In the previous units, you created a database and analyzed the files extracted from your code. You can now review the results and determine whether there are security vulnerabilities to fix.

Viewing CodeQL Analysis Results

The results of interpreted queries are automatically displayed in the source code via the CodeQL extension for Visual Studio Code.
Results generated by the CodeQL CLI can be produced in multiple formats, compatible with various tools.

You can control how results are displayed in the source code by modifying the select statement of a query. This helps make results clearer and more understandable for other users during query development.

When writing your own queries in the query console or in the CodeQL extension for VS Code, there are no constraints on what you can select.

However, if you want to use a query to generate alerts in GitHub code scanning or produce valid results via the CodeQL CLI, you must format the select statement according to the expected requirements.

Acting on Code Scanning Alerts

You can configure code scanning to check the code in a repository. You can use:

• Default CodeQL analysis
• Non-Microsoft analysis
• Other types of analysis

The generated alerts are displayed side by side in the repository.

GitHub’s default CodeQL analysis may include more properties in alerts than non-Microsoft tools or custom queries.
In a default workflow, code scanning runs periodically on the main branch and during pull requests.

Each alert includes the following information:

• The issue detected in the code and the name of the tool that identified it
• The line of code that triggered the alert
• Alert properties, such as severity
• Security severity
• When the issue was introduced
• The nature of the problem

When CodeQL identifies an alert, it also provides information on how to fix the issue.
Additionally, CodeQL analysis can detect data flow problems in your code.

Data-Flow Alerts

Data-flow analysis helps detect potential security issues in code, including:

• Using data in a way that compromises security
• Passing dangerous arguments to functions
• Leaking sensitive information

GitHub shows you how data flows through the code when code scanning reports data-flow alerts. These alerts help you identify areas of your code that may leak sensitive information, which can allow you to spot potential entry points for malicious attacks.

Severity Levels

Any code scanning result with a severity of Error causes the check to fail by default.
The severity levels for alerts are:

• Error
• Warning
• Note

You can define the severity level at which a pull request should fail if it triggers a code scanning alert.

Security Severity Levels

Security queries generated by code scanning display security severity levels:

• Critical
• High
• Medium
• Low

GitHub uses CVSS (Common Vulnerability Scoring System) data to calculate the security severity of an alert.

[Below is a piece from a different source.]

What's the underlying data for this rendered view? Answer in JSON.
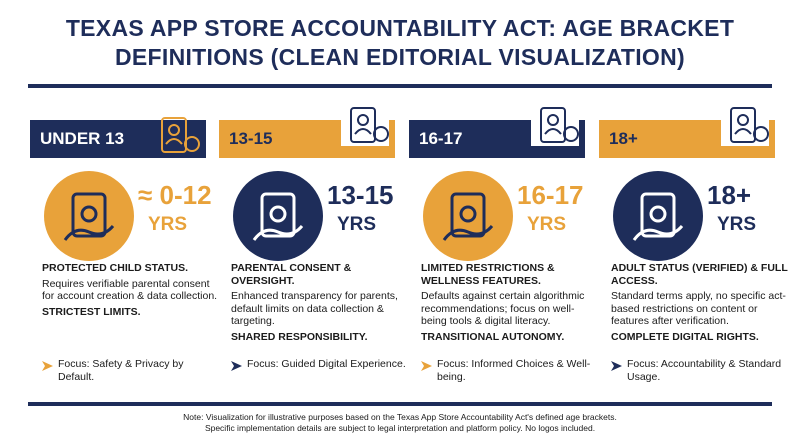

By default, any alert with Critical or High severity causes the check to fail.
You can customize the security severity level at which an alert should trigger a failure.

Closing a Code Scanning Alert

You have two ways to close an alert:

• Fix the issue in the code
• Dismiss or delete the alert

Dismissing a Code Scanning Alert

Dismissing an alert means you choose not to fix it.
For example, you might dismiss an alert related to code used only for testing, or if the effort required to fix the issue outweighs the expected benefits.

You can dismiss an alert from annotations in the code or from the summary list in the repository’s Security tab.

To dismiss an alert from the list:

• Click the Dismiss alert menu
• Select a reason for dismissal
• Click the Dismiss alert button

When You Dismiss an Alert:

• The alert is dismissed across all branches.
• It is removed from the count of active alerts for your project.
• It is moved to the list of closed alerts in the summary. You can reopen it from there if necessary.
• The reason for closing is recorded.
• During the next scan, the same code will not generate the alert again.

Deleting a Code Scanning Alert

You can delete an alert if you have administrator rights on the repository. Deletion is useful in the following cases:

• You set up a code scanning tool but later decide to remove it.
• You configured CodeQL analysis with a broader set of queries than you want to keep.
• You removed certain queries from the tool.
• You want to clean up code scanning results.

You can delete alerts from the summary list in the repository’s Security tab.

When You Delete an Alert:

• The alert is deleted across all branches.
• It is removed from the count of active alerts for your project.
• It does not appear in the list of closed alerts.
• The alert will reappear in the analysis results if the relevant code remains unchanged and the same analysis tool is rerun without configuration changes.